|
|
|
Erste Schritte ..... oder .....'eines langen Tages Reise durch die Nacht' Es waren die Email-Arbeiten von Carles Codina, veröffentlicht in seinem Buch
'Schmuck-Werkstatt', die meine Begeisterung für Email weckten. Ich fühlte mich
an die Farbwahl in der ägyptischen Kunst erinnert. Leuchtendes rot, grün, blau
neben Gold. Klar abgegrenzte einheitliche Farbflächen ergeben ein harmonisches
Ganzes. Eigentlich ein Ansatz, wie ich ihn schon beim Holzschnitt und bei meinen
gesprayten Acrylbildern verfolgte (Bilder
2005). Die mehr negativen Erinnerungen an so manche Email-Hobbyarbeit in
meiner Jugend vermochten meine Begeisterung nicht zu bremsen. Immer wieder
sprach ich über Emaillieren. Ich war mal wieder am Schwärmen, als Marie Thérèse feststellte, dass möglicherweise noch eine alte Emaillierausstattung von ihrer Mutter auf dem Estrich sei. Gesucht ....., 'Papa Schubi' gefunden. Juppiiii! Das Öfchen funktionierte noch. Ich türmte kleine Häufchen verschiedener Emailfarben auf ein Kupferblech, und ab in den Ofen. Das Pulver schmolz und bildete schöne, glänzende Farbkreise. Da in der Zwischenzeit schon eine klare Vorstellung herangereift war, was ich machen wollte (Bilder 2005), fertigte ich eine Masszeichnung an, schnitt Silberblech zurecht, versah es mit einer Zarge mit Aufhänger und lötete Silberstege gemäss meiner Zeichnung auf dieses Blech. Farbe in die Kammern und ab in den Ofen. Leider entsprach das Ergebnis eher dem, was ich von früheren Hobbyarbeiten nicht in guter Erinnerung hatte. Die Kammern waren nur teilweise ausgefüllt und die Farbe zog sich an einigen Stellen an den Stegen hoch. Es entstand ein sehr nervöser - eben nicht der angestrebte harmonische - Eindruck. Nochmals legte ich Farbe nach und brannte ein zweites und drittes Mal, dann bearbeitete ich das noch überstehende Silber und ich erhielt das unten links abgebildete Ergebnis. Nicht ideal, aber schon mal tragbar, um die Reaktionen im Bekanntenkreis zu testen. Und ich, mit dem festen Willen, mich weiter der bei Carles Codina gesehenen Qualitätsvorgabe anzunähern, jagte den Antworten auf die Fülle an Fragen des Wie? Womit? Wieviel? Warum? etc. nach. Viele Antworten fand ich, aber immer noch nicht genug, um mit dem Ergebnis der Nachbesserungen zufrieden sein zu können (unten rechts). Auch sah ich Gesundheitsrisiken, die von möglicherweise im Ofen vorhandenen Asbest ausgingen. Also noch mehr Fragen? Email, ein Abenteur? Es scheint, dass ja!

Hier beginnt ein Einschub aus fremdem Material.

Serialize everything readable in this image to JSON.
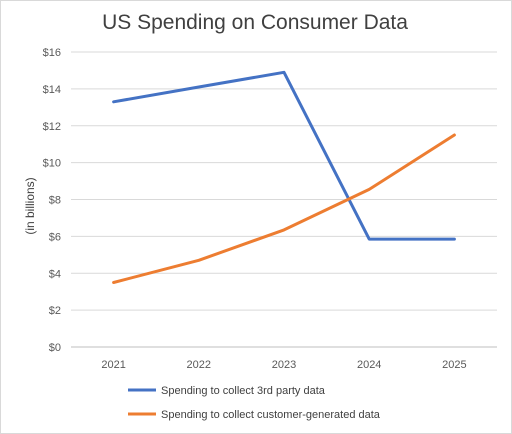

Inzwischen hatte ich ein einschlägiges Buch ausführlich studiert und im Internet Artikel zu Email (geschmolzenes Glas) gefunden, obwohl sich heute - besonders in den Suchmaschinen - alles um Email (elektronische Nachricht) dreht. Doch die Zahl der unbeantworteten Fragen stieg nur noch weiter an. Da, ein Kurs Ende April 06 in Freiburg, und auch noch gegeben von Nikolaus Kirchner, Nürnberg, von dem eine sehr schöne Arbeit in einem der gelesenen Bücher abgebildet war. Und die Cloisonné-Technik arbeitet auch noch mit Stegen, so wie ich es ja gerne machen wollte. Ich nahm an dem 3,5 tägigen Kurs teil und kehrte mit folgenden drei Arbeiten heim, die noch mit einer Silber- oder Goldzarge gefasst werden müssen, um sie als Brosche oder Anhänger tragen zu können. Bei der Herstellung musste ich feststellen, dass der feine Golddraht als Grenze zwischen den harten Schwarz-Weiß-Kontrasten viel an Wirkung verliert, weshalb ich bei dem Stück unten rechts eine Goldspirale in die schwarze Dreiecksfläche integrierte.... mit dem gewünschten Resultat.
Wieder daheim, wieder neue Fragen und neue Probleme. Aber dennoch hat es zu dem Anhänger 'blue bird' gereicht.